‘Kayyımlara karşı yapılması gereken 15-16 Haziran ruhuyla mücadeleyi büyütmektir’

  • 20:56 13 Haziran 2024
  • Güncel
ANKARA - Emek ve Demokrasi Güçleri, “Kayyımlara, saldırılara karşı yapılması gereken 15-16 Haziran ruhunu kuşanarak fiili meşru mücadeleyi her alanda büyütmektir” açıklaması yaptı. 
 
Ankara Emek ve Demokrasi Güçleri, 15-16 Haziran büyük işçi direnişinin yıl dönümü dolayısıyla Madenci Anıtı önünde açıklama yapacak. Madenci Anıtı önünde yapılan açıklamada, “15-16 Haziran direnişi yol gösteriyor” pankartı ve “İşçilerin birliği sermayeyi yenecek” dövizleri taşınırken sık sık, “Bijî biratîya gelan yekitîya karkeran”, “Kahrolsun sendika bürokratları” sloganları atıldı. Açıklamayı platform adına Songül Doğan yaptı. 
 
Süreç anlatıldı 
 
Songül, 15-16 Haziran eylemlerinin sadece iki günlük bir eylem olmadığını belirterek işçi sınıfının DİSK çatısı altında birleşmesinin sermayeyi ve Türk-İş bürokratlarını endişelendirdiğini kaydetti. Songül, “1970 yılında CHP'li ve AP'li milletvekilleri 274 Sayılı Sendikalar Kanunu ile 275 Sayılı Grev ve Lokavt Kanunun'da değişiklik yapılması için ayrı ayrı taslaklar hazırlar. Bu taslaklar komisyonda birleştirilerek tek bir taslak haline getirilir ve meclise sunulur.
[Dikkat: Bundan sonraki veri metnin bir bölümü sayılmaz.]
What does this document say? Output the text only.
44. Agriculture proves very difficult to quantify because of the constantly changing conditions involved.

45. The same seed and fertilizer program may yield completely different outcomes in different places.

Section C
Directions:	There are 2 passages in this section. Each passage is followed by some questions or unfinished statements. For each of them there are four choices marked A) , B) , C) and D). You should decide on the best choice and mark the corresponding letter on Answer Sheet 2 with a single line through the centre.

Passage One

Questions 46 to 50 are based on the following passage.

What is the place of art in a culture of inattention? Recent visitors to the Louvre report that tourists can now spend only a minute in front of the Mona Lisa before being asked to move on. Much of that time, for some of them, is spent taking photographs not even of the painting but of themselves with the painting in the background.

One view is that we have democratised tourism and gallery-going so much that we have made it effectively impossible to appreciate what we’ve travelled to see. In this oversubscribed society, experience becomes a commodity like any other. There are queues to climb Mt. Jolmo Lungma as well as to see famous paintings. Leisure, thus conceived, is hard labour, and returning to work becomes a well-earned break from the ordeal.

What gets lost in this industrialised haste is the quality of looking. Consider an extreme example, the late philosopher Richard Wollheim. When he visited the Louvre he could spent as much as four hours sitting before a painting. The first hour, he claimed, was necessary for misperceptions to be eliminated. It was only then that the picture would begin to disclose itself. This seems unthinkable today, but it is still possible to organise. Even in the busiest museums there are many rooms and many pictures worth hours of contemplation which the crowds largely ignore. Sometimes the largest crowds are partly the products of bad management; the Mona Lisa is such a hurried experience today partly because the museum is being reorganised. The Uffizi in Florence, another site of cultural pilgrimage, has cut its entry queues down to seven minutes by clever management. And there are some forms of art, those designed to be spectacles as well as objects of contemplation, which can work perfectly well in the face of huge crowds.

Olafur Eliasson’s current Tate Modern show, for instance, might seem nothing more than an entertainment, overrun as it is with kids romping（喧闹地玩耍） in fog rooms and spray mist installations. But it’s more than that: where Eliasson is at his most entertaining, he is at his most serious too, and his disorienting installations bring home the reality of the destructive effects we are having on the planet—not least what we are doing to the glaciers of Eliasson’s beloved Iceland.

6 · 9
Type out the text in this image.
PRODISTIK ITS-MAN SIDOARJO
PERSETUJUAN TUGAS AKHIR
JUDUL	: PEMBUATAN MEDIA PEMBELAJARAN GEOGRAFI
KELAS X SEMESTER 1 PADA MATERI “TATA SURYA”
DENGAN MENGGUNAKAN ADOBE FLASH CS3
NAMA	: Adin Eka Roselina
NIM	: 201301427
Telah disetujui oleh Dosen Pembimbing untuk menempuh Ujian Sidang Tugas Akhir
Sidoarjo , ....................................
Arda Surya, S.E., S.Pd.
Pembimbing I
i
Hazırlanan tasarı getirdiği ülke barajı, noter şartı, Uluslararası sendikal hareketle ilgili kısıtlamalar gibi başlıklarla DİSK'in fiilen etkisizleştirilmesini hedefler” dedi. 
 
Tasarının Meclis’te kabul edilmesinin üzerine 150 bine yakın işçinin katıldığı eylemin büyümesini engellemek için devletin müdahalelerde bulunduğunu belirten Songül, “Kadıköy'de polis işçilerin üzerine ateş açarak 3 işçiyi katleder. İşçi sınıfının eylemi karşısında İstanbul'da sıkıyönetim ilan edilir. Olayların gelişimi DİSK yöneticilerini korkutur ve yaptıkları çağrı ile eylemlere son verilmesini isterler. 17 Haziran'da yürüyüşler olmasa da işçiler eylemlere devam eder. Bazı fabrikalarda tüm tehdit ve baskılara rağmen işçiler günlerce işbaşı yapmamıştır. Sendika bürakratlarının korkularına eylemi geri çekme çabalarına rağmen işçi sınıfının saldırı yasasına karşı eylemli tepkisi sonucu Anayasa Mahkemesi yasayı iptal etmek zorunda kalır” diye belirtti.
 
Mücadeleyi büyütme çağrısı
 
Songül son olarak şunları söyledi: “Sosyal yıkım saldırılarını gün geçtikçe arttırması, işçi sınıfının elinde kalan kırıntı düzeyindeki hakları ortadan kaldırmaya çalışması, Taksim 1 Mayıs'ı sonrası estirilen tutuklama terörü, Filistin halkının sözde yanında yer alıyorken iki yüzlüce Siyonist İsrail devleti ile tüm ilişkilerin sürdürülmesi ve Kürt halkının iradesi yok sayılarak Hakkari belediyesine kayyum atanması bu düşmanlığının sonucudur. Bugün sosyal yıkım saldırılarına, düşük ücretlere, hayat pahalılığına, kayyumlara, tutuklama saldırılarına karşı yapılması gereken de 15-16 Haziran ruhunu kuşanarak fiili meşru mücadeleyi her alanda büyütmektir.”